In his statement about the resettlement of the Syrian family, Archbishop Tobin said, “For 40 years, the archdiocese’s Refugee and Immigrant Services has welcomed people fleeing violence in various regions of the world.”

Then he emphasized, “This is an essential part of our identity as Catholic Christians, and we will continue this life-saving tradition.”

It’s not only Syrian refugees, of course. We still have the challenge of refugees from the Central American countries of El Salvador, Honduras and Guatemala. They are mainly women and children, and often children traveling by themselves, who are trying to escape the armed gangs that are terrorizing those countries.

These refugees were in the news a year ago when more than 66,000 children appeared at our southern border over several months. But the crisis there has not disappeared, and the United Nations refugee agency said recently, “With authorities often unable to curb the violence and provide redress, many vulnerable women are left with no choice but to run for their lives.”

There’s a difference between refugees and immigrants.
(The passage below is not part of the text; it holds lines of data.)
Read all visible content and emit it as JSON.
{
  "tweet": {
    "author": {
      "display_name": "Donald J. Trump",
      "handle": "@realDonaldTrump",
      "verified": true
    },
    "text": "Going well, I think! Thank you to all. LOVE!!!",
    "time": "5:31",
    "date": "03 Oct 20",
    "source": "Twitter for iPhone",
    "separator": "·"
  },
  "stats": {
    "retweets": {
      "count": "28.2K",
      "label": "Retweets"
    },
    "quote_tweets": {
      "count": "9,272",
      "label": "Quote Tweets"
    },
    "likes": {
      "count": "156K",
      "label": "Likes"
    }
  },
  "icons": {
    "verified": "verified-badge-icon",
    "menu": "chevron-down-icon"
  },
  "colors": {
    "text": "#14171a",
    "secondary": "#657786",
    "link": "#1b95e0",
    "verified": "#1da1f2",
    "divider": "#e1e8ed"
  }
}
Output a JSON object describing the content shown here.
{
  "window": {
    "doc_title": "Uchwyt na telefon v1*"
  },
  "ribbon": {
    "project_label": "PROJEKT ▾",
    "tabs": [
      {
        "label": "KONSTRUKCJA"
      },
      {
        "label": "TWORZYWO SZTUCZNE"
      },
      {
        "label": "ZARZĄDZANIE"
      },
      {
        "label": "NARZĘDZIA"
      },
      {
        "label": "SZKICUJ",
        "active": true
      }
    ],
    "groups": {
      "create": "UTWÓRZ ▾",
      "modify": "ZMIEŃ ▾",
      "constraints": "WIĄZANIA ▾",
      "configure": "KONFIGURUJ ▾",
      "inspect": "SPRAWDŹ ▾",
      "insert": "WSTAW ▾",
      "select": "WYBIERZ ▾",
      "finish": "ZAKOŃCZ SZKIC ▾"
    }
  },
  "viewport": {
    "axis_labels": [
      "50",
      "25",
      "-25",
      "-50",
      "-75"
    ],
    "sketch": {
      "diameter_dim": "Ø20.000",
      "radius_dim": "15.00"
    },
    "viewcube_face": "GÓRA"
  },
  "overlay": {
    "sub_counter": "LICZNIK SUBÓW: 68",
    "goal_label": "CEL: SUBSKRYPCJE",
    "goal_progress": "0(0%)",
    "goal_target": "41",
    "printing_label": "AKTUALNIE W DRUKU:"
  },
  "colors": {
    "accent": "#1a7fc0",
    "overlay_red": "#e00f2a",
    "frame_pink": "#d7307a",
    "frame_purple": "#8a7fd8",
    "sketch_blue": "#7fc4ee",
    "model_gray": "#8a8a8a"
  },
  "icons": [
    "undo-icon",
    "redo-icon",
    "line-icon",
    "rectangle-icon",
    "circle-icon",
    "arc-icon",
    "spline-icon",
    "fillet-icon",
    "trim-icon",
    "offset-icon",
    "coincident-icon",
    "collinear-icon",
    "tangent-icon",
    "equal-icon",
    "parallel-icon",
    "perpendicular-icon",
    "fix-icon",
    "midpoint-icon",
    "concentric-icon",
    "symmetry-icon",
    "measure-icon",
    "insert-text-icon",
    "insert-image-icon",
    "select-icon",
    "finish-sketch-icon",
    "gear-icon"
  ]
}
Refugees are those who are fleeing violence, who “have a credible or reasonable fear of persecution or torture.” Immigrants are those who are trying to make better lives for themselves than they can do in their countries. The Catholic Church aids both refugees and immigrants.

The Church has long called for reform of our immigration laws to make it possible for more migrants to enter the country legally, especially to keep families together.

Pope Francis has frequently asked countries to welcome migrants and facilitate their integration. On Dec. 15, he said, “Special concern should be paid to the conditions for legal residency, since having to live clandestinely can lead to criminal behavior.”

When the pope visits Mexico next month, he is expected to address immigration during a Mass on the U.S.-Mexican border.